O estudo deste tema se justifica pela necessidade de se compreender melhor o papel e a funcionalidade do saneamento e da organização instrutória compartilhados no cenário atual do direito processual civil brasileiro. O CPC/15 trouxe inovações substanciais em relação ao CPC/1973, entre elas a consagração do princípio da cooperação (art. 6º) e a possibilidade de realização de uma audiência de saneamento compartilhado (art. 357, § 2º). Estes dispositivos, como veremos, têm o potencial de alterar significativamente a maneira como o processo civil é conduzido e resolvido. 

O primeiro capítulo deste artigo, “Dever de Cooperação no Novo CPC”, abordará a importante novidade introduzida pelo Código de 2015 que impõe um dever de colaboração entre as partes, seus advogados e o juiz para que se atinja uma solução justa e efetiva da lide. O segundo capítulo, “Saneamento e Organização Instrutória do Processo”, trata dos fundamentos e do propósito dessas duas fases processuais sob a perspectiva do CPC/15.  

Em sequência, no capítulo “Audiência de Saneamento”, será realizada uma análise detalhada dessa fase processual, destacando sua finalidade, seus procedimentos e sua relevância para a efetividade do processo, levando sempre em consideração a comparticipação.  

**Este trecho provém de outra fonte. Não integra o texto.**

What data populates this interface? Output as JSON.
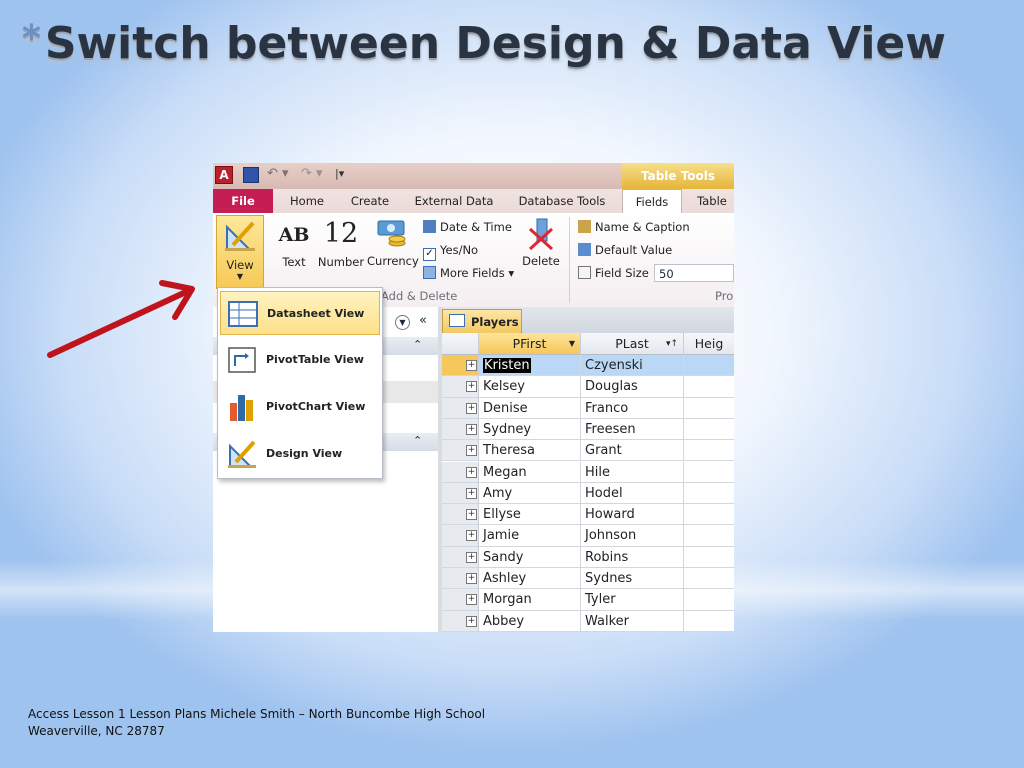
{
  "slide": {
    "title": "Switch between Design & Data View",
    "bullet": "*",
    "footer_line1": "Access Lesson 1 Lesson Plans Michele Smith – North Buncombe High School",
    "footer_line2": "Weaverville, NC  28787"
  },
  "app": {
    "table_tools": "Table Tools",
    "tabs": [
      "File",
      "Home",
      "Create",
      "External Data",
      "Database Tools",
      "Fields",
      "Table"
    ],
    "active_tab": "Fields",
    "ribbon": {
      "view": "View",
      "text": "Text",
      "ab": "AB",
      "number": "Number",
      "twelve": "12",
      "currency": "Currency",
      "date_time": "Date & Time",
      "yes_no": "Yes/No",
      "more_fields": "More Fields ▾",
      "delete": "Delete",
      "add_delete": "Add & Delete",
      "name_caption": "Name & Caption",
      "default_value": "Default Value",
      "field_size": "Field Size",
      "field_size_value": "50",
      "properties_partial": "Pro"
    },
    "view_menu": [
      {
        "label": "Datasheet View",
        "selected": true
      },
      {
        "label": "PivotTable View",
        "selected": false
      },
      {
        "label": "PivotChart View",
        "selected": false
      },
      {
        "label": "Design View",
        "selected": false
      }
    ],
    "datasheet": {
      "tab": "Players",
      "columns": [
        "PFirst",
        "PLast",
        "Heig"
      ],
      "rows": [
        [
          "Kristen",
          "Czyenski"
        ],
        [
          "Kelsey",
          "Douglas"
        ],
        [
          "Denise",
          "Franco"
        ],
        [
          "Sydney",
          "Freesen"
        ],
        [
          "Theresa",
          "Grant"
        ],
        [
          "Megan",
          "Hile"
        ],
        [
          "Amy",
          "Hodel"
        ],
        [
          "Ellyse",
          "Howard"
        ],
        [
          "Jamie",
          "Johnson"
        ],
        [
          "Sandy",
          "Robins"
        ],
        [
          "Ashley",
          "Sydnes"
        ],
        [
          "Morgan",
          "Tyler"
        ],
        [
          "Abbey",
          "Walker"
        ]
      ]
    }
  },
  "colors": {
    "file_tab": "#c41e52",
    "arrow": "#c0141c",
    "selected": "#f6c75a"
  }
}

Por fim, o último capítulo, “Art. 357, § 2º do CPC, Sob a Luz dos Atos Conjuntos”, trará uma análise do artigo em questão, ressaltando a relevância desse dispositivo no contexto do saneamento e da organização instrutória compartilhados, fazendo uma análise dos motivos pelos quais referido dispositivo, apesar de guardar semelhança com o negócio jurídico processual, não se enquadra exatamente nas hipóteses de referido instituto, amoldando-se de maneira plena na hipótese de “atos conjuntos”, conforme lição de Antonio do Passo Cabral. 

Ao longo deste trabalho, esperamos contribuir para o debate em torno do CPC/15 e suas inovações, fornecendo uma análise sólida e aprofundada das questões relativas ao saneamento e à organização instrutória compartilhados e com-participativos. 

2. DEVER DE COOPERAÇÃO NO CPC 

O Art. 6º do CPC impõe, quase que de maneira principiológica, o dever de cooperação no processo civil, estabelecendo que todos os sujeitos do processo devem cooperar entre si para que se alcance uma solução justa e efetiva do litígio. 

Esse dever de cooperação se aplica a todas as partes envolvidas no processo, sejam elas os próprios litigantes, seus advogados, o juiz e até mesmo terceiros que possam contribuir para a resolução do conflito. 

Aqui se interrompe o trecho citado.